À 77 ans et après 45 ans de carrière, Leonard Cohen s'est enfin senti «autorisé à chanter le blues» sur Old Ideas, son premier album de chansons originales en huit ans, auquel le poète canadien envisage déjà une suite.

Frêle et élégant en costume et trilby noirs, le chanteur est venu présenter en avant-première à la presse française et internationale à Paris.

Old Ideas est un recueil de dix chansons inédites, sur lequel Leonard Cohen renoue avec un style musical plus dépouillé que celui de son dernier essai Dear Heather, publié en 2004.

Certains titres, habillés de banjos et de guitares, ont une coloration nettement blues et rappellent que Leonard Cohen avait tenté de s'établir à Nashville lorsqu'il croisa la scène folk de Greenwich Village à ses débuts.

«J'ai toujours aimé le blues, sa construction musicale. Mais j'ai toujours eu l'impression que je n'avais pas le droit de le chanter», raconte le poète de sa voix de baryton.

«Mais en quelque sorte, ce droit m'a été octroyé, je ne sais par quelles autorités. J'ai senti que j'étais autorisé à utiliser cette forme et beaucoup de chansons me sont venues de cette façon. Maintenant, j'ai la permission de chanter le blues», dit-il.

Leonard Cohen évoque sur Old Ideas les thèmes qui lui sont chers: la spiritualité, l'amour, la sexualité, le temps qui passe, la mort.

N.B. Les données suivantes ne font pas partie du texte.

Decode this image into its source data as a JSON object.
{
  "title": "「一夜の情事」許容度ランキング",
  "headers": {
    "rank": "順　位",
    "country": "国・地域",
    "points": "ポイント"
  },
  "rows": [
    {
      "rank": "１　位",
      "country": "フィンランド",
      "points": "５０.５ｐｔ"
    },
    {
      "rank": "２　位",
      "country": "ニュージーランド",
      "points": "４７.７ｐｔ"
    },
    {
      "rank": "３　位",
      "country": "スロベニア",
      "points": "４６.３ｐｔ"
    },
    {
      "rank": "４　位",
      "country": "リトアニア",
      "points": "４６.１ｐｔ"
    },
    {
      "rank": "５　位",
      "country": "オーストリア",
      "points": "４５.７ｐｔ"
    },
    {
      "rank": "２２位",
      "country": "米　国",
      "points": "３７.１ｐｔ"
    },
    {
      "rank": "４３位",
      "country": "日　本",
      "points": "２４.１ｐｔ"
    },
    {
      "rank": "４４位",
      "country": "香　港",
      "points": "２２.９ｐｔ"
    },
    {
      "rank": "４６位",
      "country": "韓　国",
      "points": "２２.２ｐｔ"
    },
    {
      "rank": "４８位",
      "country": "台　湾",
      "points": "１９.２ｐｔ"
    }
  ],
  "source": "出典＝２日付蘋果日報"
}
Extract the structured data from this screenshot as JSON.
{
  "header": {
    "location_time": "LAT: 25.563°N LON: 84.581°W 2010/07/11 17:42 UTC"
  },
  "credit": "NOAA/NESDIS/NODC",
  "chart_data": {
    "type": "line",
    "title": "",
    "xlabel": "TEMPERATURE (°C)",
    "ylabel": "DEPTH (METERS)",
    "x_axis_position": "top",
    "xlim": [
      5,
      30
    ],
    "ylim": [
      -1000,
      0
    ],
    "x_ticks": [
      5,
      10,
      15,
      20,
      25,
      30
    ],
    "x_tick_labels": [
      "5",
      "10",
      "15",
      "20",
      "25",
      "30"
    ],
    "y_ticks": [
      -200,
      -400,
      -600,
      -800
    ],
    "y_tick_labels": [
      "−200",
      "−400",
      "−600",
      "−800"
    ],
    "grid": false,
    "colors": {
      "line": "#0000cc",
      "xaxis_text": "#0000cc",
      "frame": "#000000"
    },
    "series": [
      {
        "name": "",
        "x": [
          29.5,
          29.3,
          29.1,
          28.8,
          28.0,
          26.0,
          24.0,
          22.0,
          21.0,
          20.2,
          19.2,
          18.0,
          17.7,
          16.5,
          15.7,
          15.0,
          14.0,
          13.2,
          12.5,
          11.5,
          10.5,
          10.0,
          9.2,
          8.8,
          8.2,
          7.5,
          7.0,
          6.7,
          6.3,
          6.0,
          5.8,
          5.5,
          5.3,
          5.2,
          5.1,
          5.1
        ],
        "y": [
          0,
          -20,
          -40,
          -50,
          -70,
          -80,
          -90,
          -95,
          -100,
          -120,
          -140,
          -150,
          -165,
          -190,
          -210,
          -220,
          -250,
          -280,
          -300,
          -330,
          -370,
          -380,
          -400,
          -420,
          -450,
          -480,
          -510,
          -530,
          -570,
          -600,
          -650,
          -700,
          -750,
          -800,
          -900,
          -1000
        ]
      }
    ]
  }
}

Pourtant le musicien était «plutôt de bonne humeur» quand il a écrit ces chansons, dont certaines remontent à 2007.

Si Leonard Cohen a longtemps souffert de dépression, «celle-ci s'est lentement dissoute et n'est plus revenue avec la même férocité que ce qui avait prévalu pendant la plus grande partie de (sa) vie». «Elle n'est plus là et j'espère qu'elle ne reviendra plus», confie-t-il.

Mais, estime-t-il, «comme le tofu, une chanson prend le goût de la sauce émotionnelle que vous y mettez. Si quelqu'un a besoin qu'on s'adresse à sa propre souffrance, il trouvera cette composante dans une chanson».

La gravité des thèmes abordés dans les chansons d'Old Ideas est d'ailleurs souvent contrebalancée par l'humour et l'autodérision dont fait preuve leur auteur.

Ainsi, l'album s'ouvre sur Going Home, un titre dans lequel Cohen s'adresse à Leonard, décrit comme «un sportif et un berger, un bâtard paresseux habillé en costume».

Devant les journalistes non plus, le poète ne se départit jamais de son sens aigu de la dérision.

Interrogé sur sa réputation d'homme à femmes, il répond pince-sans-rire: «au point où j'en suis être un homme à femmes implique une bonne dose d'humour».

À un journaliste qui lui demande pourquoi il s'intéresse autant à la mort, il réplique: «Je suis parvenu, à contrecoeur, à la conclusion que j'allais mourir, et cette possibilité amène quelques réflexions».

À un autre qui lui demande en quoi il aimerait être réincarner, il dit du tac au tac: «le chien de ma fille».

Poussé à remonter sur scène par des problèmes financiers, Leonard Cohen a parcouru le monde de 2008 à 2010, lors d'une tournée acclamée par le public et la critique. Blessé au dos, il avait dû en reporter une partie.

Un retour sur scène en 2012 est «certainement dans ma tête», dit-il, tout en laissant entendre que rien n'est moins sûr.

Une suite à Old Ideas pourrait en tout cas voir le jour rapidement.

«J'ai beaucoup d'éléments inachevés. Suffisamment pour un nouvel album sur lequel je suis en train de travailler. Donc, si Dieu le veut, je serai en mesure de finir un autre album d'ici un an environ».